Dependence of optimal parameters on weighting of the encoding error and the metabolic cost and analysis of mean ratio of I-I to E-I connectivity by varying the number of E neurons.

(A) Optimal set of time constants of E and I neurons for different weightings between the error and the cost when computing the loss. Optimal time constants show little dependency on this weighting. (B) Top: Optimal metabolic constant as a function of the weighting of the average loss of E and I cell type. Bottom: Same as on top, as a function of the weighting between the error and the cost. Black triangles mark weightings that are typically used to estimate optimal model efficiency. (C) Same as in B, as a function of noise strength. (D) Same as in B, as a function of the optimal ratio of I-I to E-I connectivity. This analysis was performed by varying the number of I neurons while the number of E neurons stays fixed. (E) Top: Encoding error (RMSE) of the E (red) and I (blue) estimates as a function of mean I-I to E-I connectivity. The ratio was varied by changing the number of E neurons and keeping the number of I neurons fixed at a value specified in Table 1. Bottom: Same as on top, showing the normalized cost and average loss. (F) Same as in E, showing, the average firing rate (top), and average coefficient of variation (bottom) in E and I cell type. (G) Same as in E, showing the average imbalance and instantaneous balance of synaptic currents in E and I neurons. (H) Same as in D, for the optimal ratio measured by varying the number of E neurons. All results were computed in 100 trials of duration of 1 second for each trial. For other parameters, see Table 1. This figure is related to Fig. 7 in the main paper.

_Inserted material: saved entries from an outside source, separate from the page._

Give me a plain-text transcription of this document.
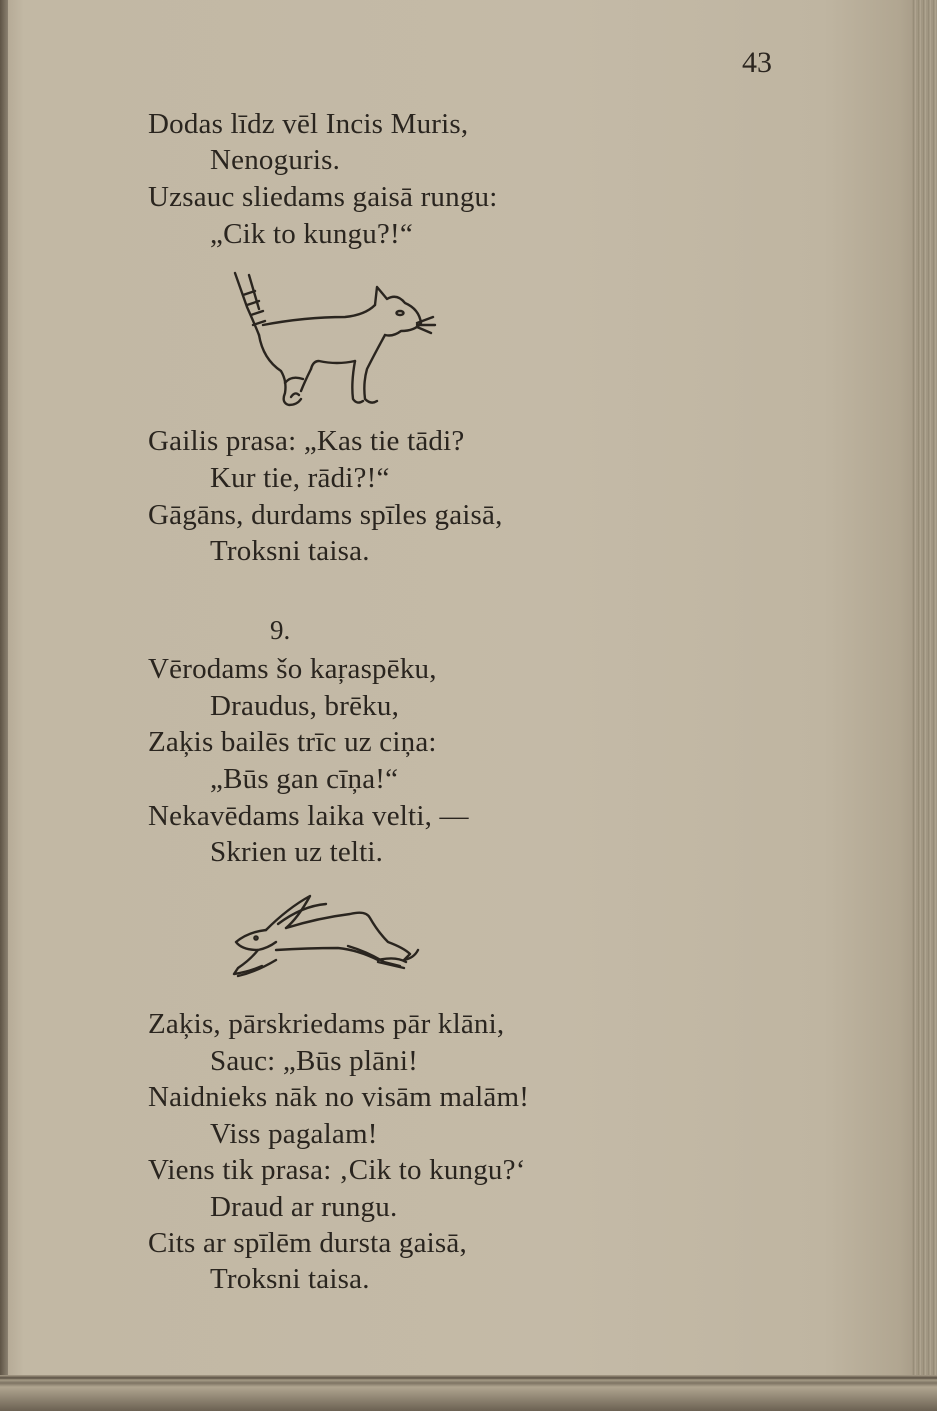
43
Dodas līdz vēl Incis Muris,
Nenoguris.
Uzsauc sliedams gaisā rungu:
„Cik to kungu?!“
Gailis prasa: „Kas tie tādi?
Kur tie, rādi?!“
Gāgāns, durdams spīles gaisā,
Troksni taisa.
9.
Vērodams šo kaŗaspēku,
Draudus, brēku,
Zaķis bailēs trīc uz ciņa:
„Būs gan cīņa!“
Nekavēdams laika velti, —
Skrien uz telti.
Zaķis, pārskriedams pār klāni,
Sauc: „Būs plāni!
Naidnieks nāk no visām malām!
Viss pagalam!
Viens tik prasa: ‚Cik to kungu?‘
Draud ar rungu.
Cits ar spīlēm dursta gaisā,
Troksni taisa.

Effect of stimulus properties on efficient neural coding and dynamics.

(A) Average firing rate (top), and average coefficient of variation (bottom) in E and I cell type, as a function of the time constant of the stimulus features τs. All stimulus features have the same time constant. (B) Average imbalance (top) and instantaneous balance (bottom) as a function of the time constant of stimuli τs. (C) Top: RMSE of E (red) and I (blue) estimates as a function of the time constant of the targets τx. All targets have the same time constant. Middle: Metabolic cost in the E and I population. Bottom: Average loss in the E and I population. Black arrow indicates the minimum loss and therefore the optimal time constant. (D-E) Same as in A-B, as a function of the time constant of the targets τx. (F-G) Same as in A-B, as a function of the number of encoded variables M.

All results were computed in 100 trials of duration of 1 second. For parameters, see Table 1. This figure is related to Fig. 8 in the main paper.